Zigic thought of the conversation he’d had with Bob Moran and struggled to believe he’d ever been less than fully accepting of Corinne.

‘What happened?’ he asked. ‘Back then?’

‘It was hard.’ Maura’s weathered fingertips traced along the embossed letters on the album. ‘I tried to talk Bob round but he wouldn’t have Colin in the house.’

‘How did Brynn take that?’

‘Badly, of course. Even more so because neither of us told him why. I didn’t think it was right to expose Colin’s secret and Bob wouldn’t do it because he was scared Brynn wouldn’t care. In the end Colin made the decision for us. He took himself off a couple of weeks later and we didn’t see him for years after that.’ She sighed. ‘Bob felt terrible. He was convinced Colin had done something stupid. Killed himself or run off down to London and ended up on the streets doing God knows what to survive.’

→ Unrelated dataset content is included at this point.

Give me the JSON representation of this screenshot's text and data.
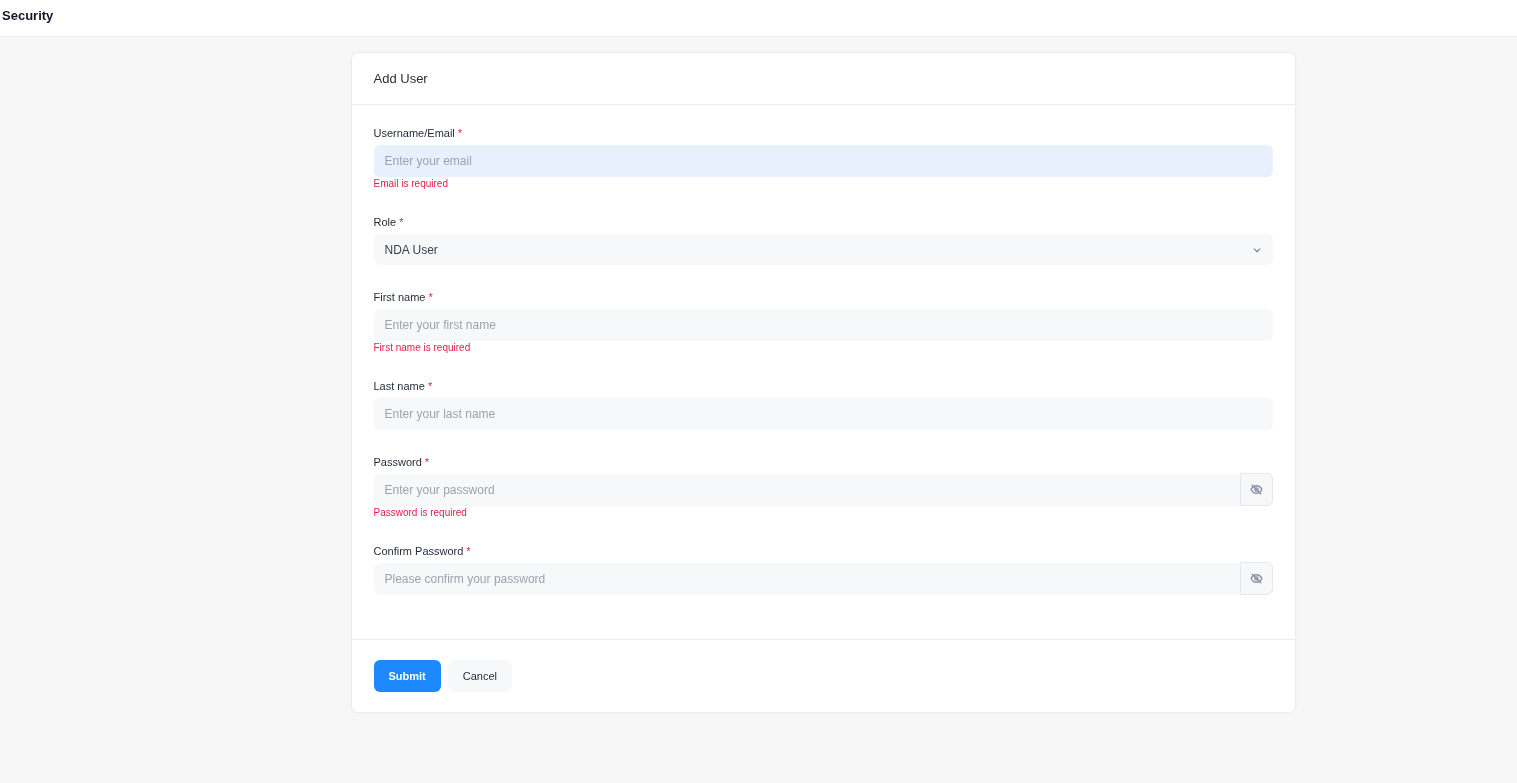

‘And when did Brynn find out the truth?’ Zigic asked.

‘It was when Nina found out and started kicking up merry hell. I’m not sure Colin would’ve ever told Brynn to be honest. He was petrified what people would think of him.’ Maura smiled regretfully. ‘Then he told Brynn and he never batted an eyelid. He made some stupid joke about Colin having the legs for it and that was it. They went on just the same as before.’

She stood up and went over to the hob, adjusted the heat under the big cast-iron pot. ‘If Brynn’s told you he killed Corinne he’ll have said it to protect one of that lot.’

Zigic waited for her to turn back to him, needing to see her first reaction.

‘We’ve been told Brynn made a pass at Corinne.’

‘By who? Nina?’ Maura held the wooden spoon like a cudgel. ‘No, there’s no way he’d do that. She’s trying to drop him in it so you don’t look at her. She’s the one who hated Corinne.’

His gut agreed with Maura.

It had felt like a distraction when Nina told him and even she dismissed the idea out of hand. But she was smart. Would know that an accusation quickly undermined would look more damning than one she resolutely pursued. Because she was in the frame for this too and shifting blame was what a guilty person did.

No, Zigic was certain Nina had given Brynn a motive then whipped it away, in the hope that he’d keep toying with it and come to the conclusion that Brynn murdered Corinne because she was trying to break them up and take away the family he’d always wanted.

Strange that she only mentioned it once she knew they doubted his alibi, too.

Did she think it was her or Brynn now?

Nina had always been the person with the strongest motive to kill Corinne. They knew she’d suffered years of emotional trauma as Colin philandered and cross-dressed through their marriage, that she’d suffered depression so deep it became a full-blown breakdown.

Zigic could imagine Brynn confessing to protect her and he wasn’t going to allow it to stand.

He thanked Maura for talking to him and she walked him out to his car, a little stooped now under the weight of their conversation and fear for her son.

She grabbed the car door as he moved to close it.

‘Please,’ she said. ‘Talk to Brynn, make him see sense. He can’t give his life up for these people.’